Where the court is satisfied that marital-relations between the spouses have actually been broken-down beyond reasonable doubt, the court may include any reason or ground for giving relief to wife. In Muhammad Usman v. Sainba Umma, the Kerala High Court has held that Section 2(ix) is a residuary ground where courts have an area of discretion and freedom to dissolve the marriage.
In this case, the wife filed petition for dissolution of marriage under the Act. But she did not mention any specific ground for her divorce. Although the husband was a drunkard but the wife had not expressly admitted even mental cruelty by husband in clear terms. However, the wife said that she was living separately since 1981 and that she hated her husband.
The court observed that if spouses are “living with hostility for considerable number of years, it is legitimate to draw inference that the marriage has broken down in reality and the law should recognise it and try to end the relationship”.

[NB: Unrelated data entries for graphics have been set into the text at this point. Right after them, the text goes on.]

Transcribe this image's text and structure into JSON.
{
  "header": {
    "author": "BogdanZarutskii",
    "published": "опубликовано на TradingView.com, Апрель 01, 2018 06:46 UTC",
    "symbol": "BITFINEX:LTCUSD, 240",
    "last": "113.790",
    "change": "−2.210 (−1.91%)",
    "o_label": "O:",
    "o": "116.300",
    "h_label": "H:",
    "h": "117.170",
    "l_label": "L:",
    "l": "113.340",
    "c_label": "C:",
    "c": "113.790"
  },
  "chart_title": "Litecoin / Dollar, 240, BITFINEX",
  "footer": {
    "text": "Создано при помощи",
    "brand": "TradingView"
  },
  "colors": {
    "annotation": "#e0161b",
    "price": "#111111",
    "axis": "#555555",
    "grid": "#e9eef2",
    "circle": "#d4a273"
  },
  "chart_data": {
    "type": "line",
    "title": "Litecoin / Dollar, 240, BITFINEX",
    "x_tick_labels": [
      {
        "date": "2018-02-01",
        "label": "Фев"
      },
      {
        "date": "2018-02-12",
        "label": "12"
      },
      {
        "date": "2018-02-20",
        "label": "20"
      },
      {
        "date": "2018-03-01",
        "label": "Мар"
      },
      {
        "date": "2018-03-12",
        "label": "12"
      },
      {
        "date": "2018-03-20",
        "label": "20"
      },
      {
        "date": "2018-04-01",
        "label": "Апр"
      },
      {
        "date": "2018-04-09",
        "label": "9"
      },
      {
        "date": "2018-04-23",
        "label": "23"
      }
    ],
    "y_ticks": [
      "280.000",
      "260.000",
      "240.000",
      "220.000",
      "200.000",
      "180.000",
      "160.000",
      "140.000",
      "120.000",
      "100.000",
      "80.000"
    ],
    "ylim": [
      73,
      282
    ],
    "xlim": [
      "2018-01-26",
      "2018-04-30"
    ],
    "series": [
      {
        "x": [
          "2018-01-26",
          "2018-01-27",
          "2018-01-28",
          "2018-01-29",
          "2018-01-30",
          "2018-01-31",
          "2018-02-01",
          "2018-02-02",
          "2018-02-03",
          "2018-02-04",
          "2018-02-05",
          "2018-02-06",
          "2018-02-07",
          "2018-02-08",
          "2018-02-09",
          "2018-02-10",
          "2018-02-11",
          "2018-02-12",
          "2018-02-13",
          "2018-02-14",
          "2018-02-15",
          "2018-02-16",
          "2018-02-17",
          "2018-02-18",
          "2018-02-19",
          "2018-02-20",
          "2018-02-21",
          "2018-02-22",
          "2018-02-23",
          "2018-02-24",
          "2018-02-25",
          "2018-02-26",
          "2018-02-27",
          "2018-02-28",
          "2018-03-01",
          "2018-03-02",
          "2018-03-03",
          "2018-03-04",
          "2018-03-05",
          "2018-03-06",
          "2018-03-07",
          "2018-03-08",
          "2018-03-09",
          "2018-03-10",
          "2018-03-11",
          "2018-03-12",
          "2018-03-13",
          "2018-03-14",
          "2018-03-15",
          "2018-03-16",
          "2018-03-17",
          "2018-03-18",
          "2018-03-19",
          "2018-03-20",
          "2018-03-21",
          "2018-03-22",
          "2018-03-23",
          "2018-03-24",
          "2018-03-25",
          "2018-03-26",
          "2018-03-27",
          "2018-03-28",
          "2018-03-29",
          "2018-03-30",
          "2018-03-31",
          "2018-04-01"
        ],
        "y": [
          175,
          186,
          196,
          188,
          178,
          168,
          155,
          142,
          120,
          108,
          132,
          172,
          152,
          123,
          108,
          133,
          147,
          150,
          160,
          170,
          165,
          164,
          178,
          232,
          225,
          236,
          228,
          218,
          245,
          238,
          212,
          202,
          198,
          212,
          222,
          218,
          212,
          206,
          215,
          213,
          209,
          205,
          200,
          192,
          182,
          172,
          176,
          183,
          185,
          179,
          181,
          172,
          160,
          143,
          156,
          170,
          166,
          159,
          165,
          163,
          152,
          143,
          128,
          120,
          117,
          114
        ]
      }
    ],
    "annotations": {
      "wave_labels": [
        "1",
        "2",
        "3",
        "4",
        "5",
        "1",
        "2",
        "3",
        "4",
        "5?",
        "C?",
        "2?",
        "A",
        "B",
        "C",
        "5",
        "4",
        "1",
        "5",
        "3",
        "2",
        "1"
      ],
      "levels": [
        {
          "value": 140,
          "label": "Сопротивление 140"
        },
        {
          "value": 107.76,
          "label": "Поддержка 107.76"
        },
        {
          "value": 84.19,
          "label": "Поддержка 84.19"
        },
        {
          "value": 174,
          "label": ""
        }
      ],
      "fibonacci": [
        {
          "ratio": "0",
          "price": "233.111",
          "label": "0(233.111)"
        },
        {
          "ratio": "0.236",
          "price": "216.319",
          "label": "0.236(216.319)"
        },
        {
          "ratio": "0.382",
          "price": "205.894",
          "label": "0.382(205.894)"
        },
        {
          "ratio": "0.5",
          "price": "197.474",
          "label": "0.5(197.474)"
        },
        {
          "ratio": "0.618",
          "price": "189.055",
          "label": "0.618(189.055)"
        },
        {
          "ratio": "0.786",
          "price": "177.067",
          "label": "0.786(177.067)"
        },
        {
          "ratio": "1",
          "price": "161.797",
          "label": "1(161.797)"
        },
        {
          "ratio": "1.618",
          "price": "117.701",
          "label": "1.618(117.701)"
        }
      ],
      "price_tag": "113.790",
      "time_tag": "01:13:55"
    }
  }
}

Accordingly, the Court dissolved the marriage. It may be noted that although there was no ‘express ground’ as mentioned in the Dissolution of Muslim Marriages Act, the court in this case has granted judicial divorce at the instance of wife because of mental incompatibility between the spouses.
Section 2 (ix) has been regarded as the ‘residuary clause’ because it is the last clause which entitles a wife to seek decree for dissolution of her marriage in absence of any of the grounds expressly provided under the Act. This clause has been interpreted by courts to give new dimensions to ‘mental cruelty’ in the light of changing socio-economic changes in the Muslim community of the modern sensibility.
Under this clause complete ‘break-down’ of matrimonial relations or total mental incompatibility in itself, has been regarded as a ‘reasonable ground’ for dissolution of the marriage. Such interpretation of this clause would not only be rational, realistic and modern approach but generally it would also be in consonance with Islamic policy of dissolution of marriage.